J Occup Health. 2021 Jan;63(1):e12277. doi: 10.1002/1348-9585.12277.
OBJECTIVES: Decreased workforce productivity has a significant economic impact on healthcare systems. Presenteeism, the practice of working at reduced potential, is more harmful than absenteeism. Present workers most often experience musculoskeletal pain that is not mitigated by general exercise or stretching. We aimed to assess whether a regimen of pain neuroscience education (PNE) and exercise tailored to individual healthcare workers could reduce presenteeism and improve productivity.
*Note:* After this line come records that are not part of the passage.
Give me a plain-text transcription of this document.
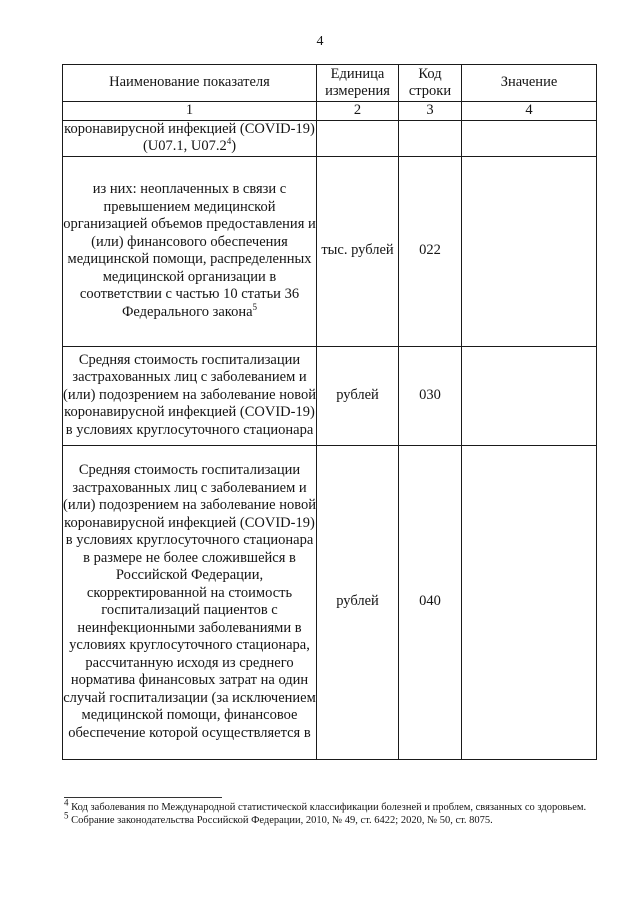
4
Наименование показателя	Единица измерения	Код строки	Значение
1	2	3	4
коронавирусной инфекцией (COVID-19) (U07.1, U07.2$^4$)			
из них: неоплаченных в связи с превышением медицинской организацией объемов предоставления и (или) финансового обеспечения медицинской помощи, распределенных медицинской организации в соответствии с частью 10 статьи 36 Федерального закона$^5$	тыс. рублей	022	
Средняя стоимость госпитализации застрахованных лиц с заболеванием и (или) подозрением на заболевание новой коронавирусной инфекцией (COVID-19) в условиях круглосуточного стационара	рублей	030	
Средняя стоимость госпитализации застрахованных лиц с заболеванием и (или) подозрением на заболевание новой коронавирусной инфекцией (COVID-19) в условиях круглосуточного стационара в размере не более сложившейся в Российской Федерации, скорректированной на стоимость госпитализаций пациентов с неинфекционными заболеваниями в условиях круглосуточного стационара, рассчитанную исходя из среднего норматива финансовых затрат на один случай госпитализации (за исключением медицинской помощи, финансовое обеспечение которой осуществляется в	рублей	040	
$^4$ Код заболевания по Международной статистической классификации болезней и проблем, связанных со здоровьем.
$^5$ Собрание законодательства Российской Федерации, 2010, № 49, ст. 6422; 2020, № 50, ст. 8075.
METHODS: An independent investigator randomized 104 medical professionals into two groups (intervention and control). The control group received general feedback after answering a questionnaire, while the intervention group received a 6-month plan of exercises and PNE created by a physical therapist with 10 years of experience. Our primary outcome was the scores of the Japanese version of the World Health Organization Health and Work Performance Questionnaire (WHO-HPQ) to investigate presenteeism; and our secondary outcomes were pain intensity, widespread pain index (WPI), and EuroQol 5-dimension (EQ5D-5L).
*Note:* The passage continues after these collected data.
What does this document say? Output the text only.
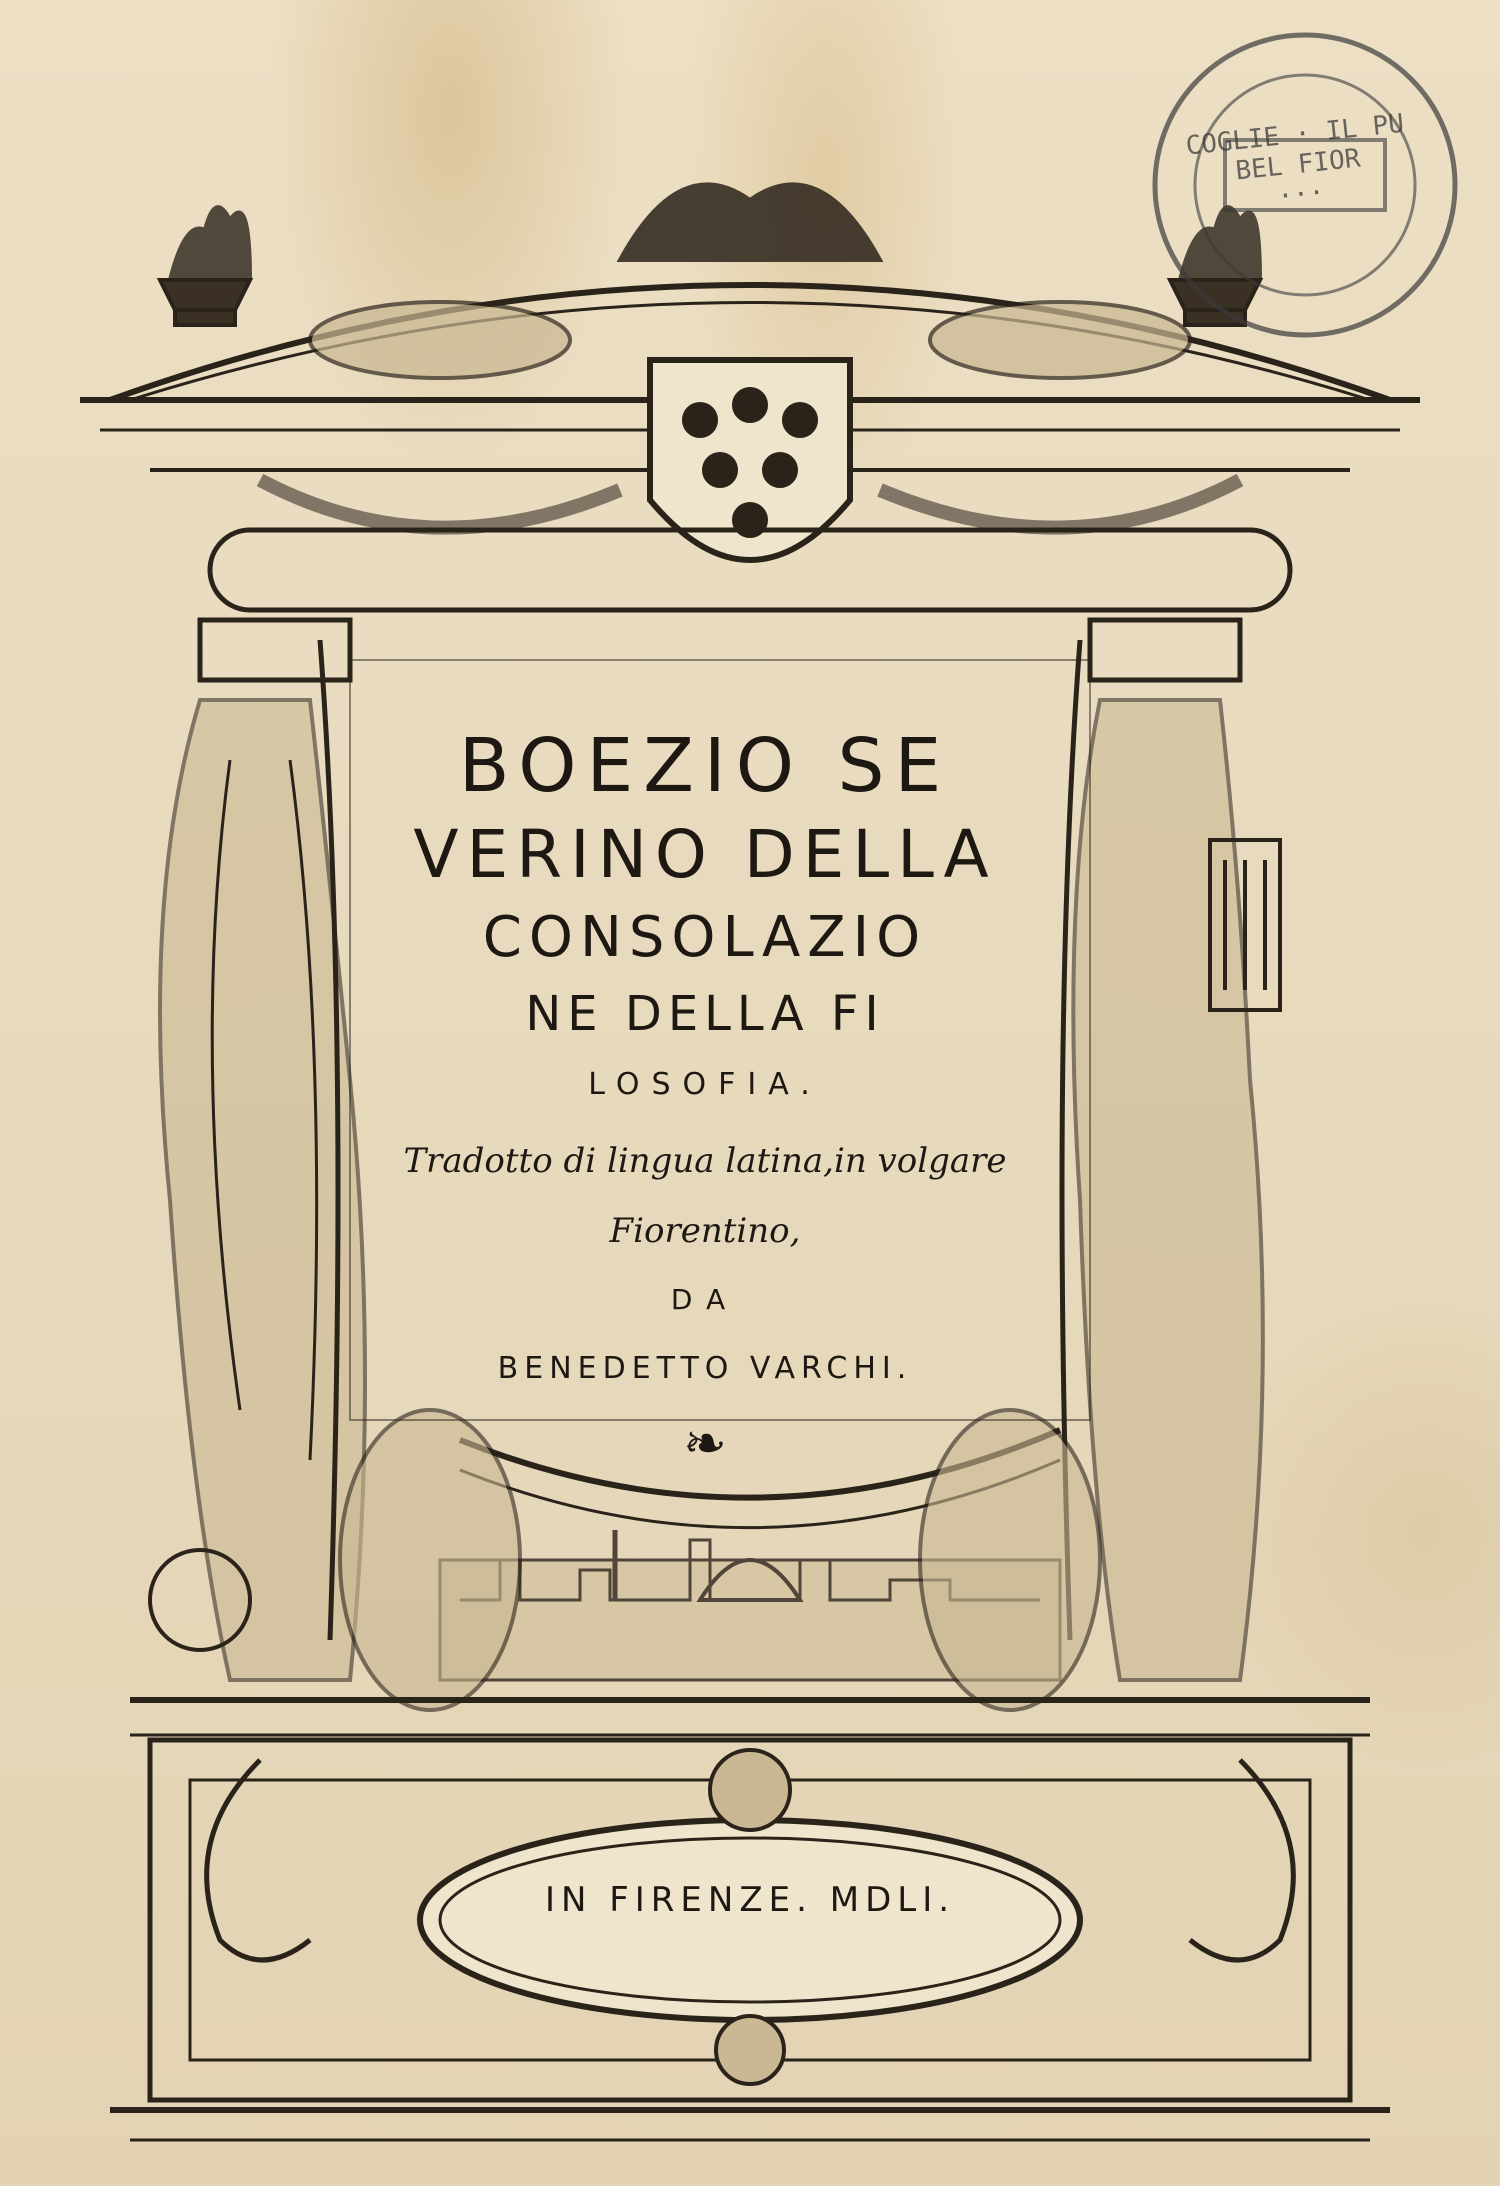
COGLIE · IL PU BEL FIOR
···
BOEZIO SE
VERINO DELLA
CONSOLAZIO
NE DELLA FI
LOSOFIA.
Tradotto di lingua latina,in volgare Fiorentino,
DA
BENEDETTO VARCHI.
❧
IN FIRENZE. MDLI.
RESULTS: In the intervention group, post intervention, we observed significant improvement in presenteeism, pain intensity, WPI, physical and psychological stress, and EQ5D-5L (P < .05). In the control group, we noted significant improvement only in the physical and psychological stress post intervention (P < .05). The results showed significant between-group differences in presenteeism post-intervention (P < .05).
CONCLUSION: We demonstrated that a combination of PNE and exercise decreases presenteeism of healthcare workers. Our findings will help healthcare facilities carry out better employee management and ensure optimal productivity.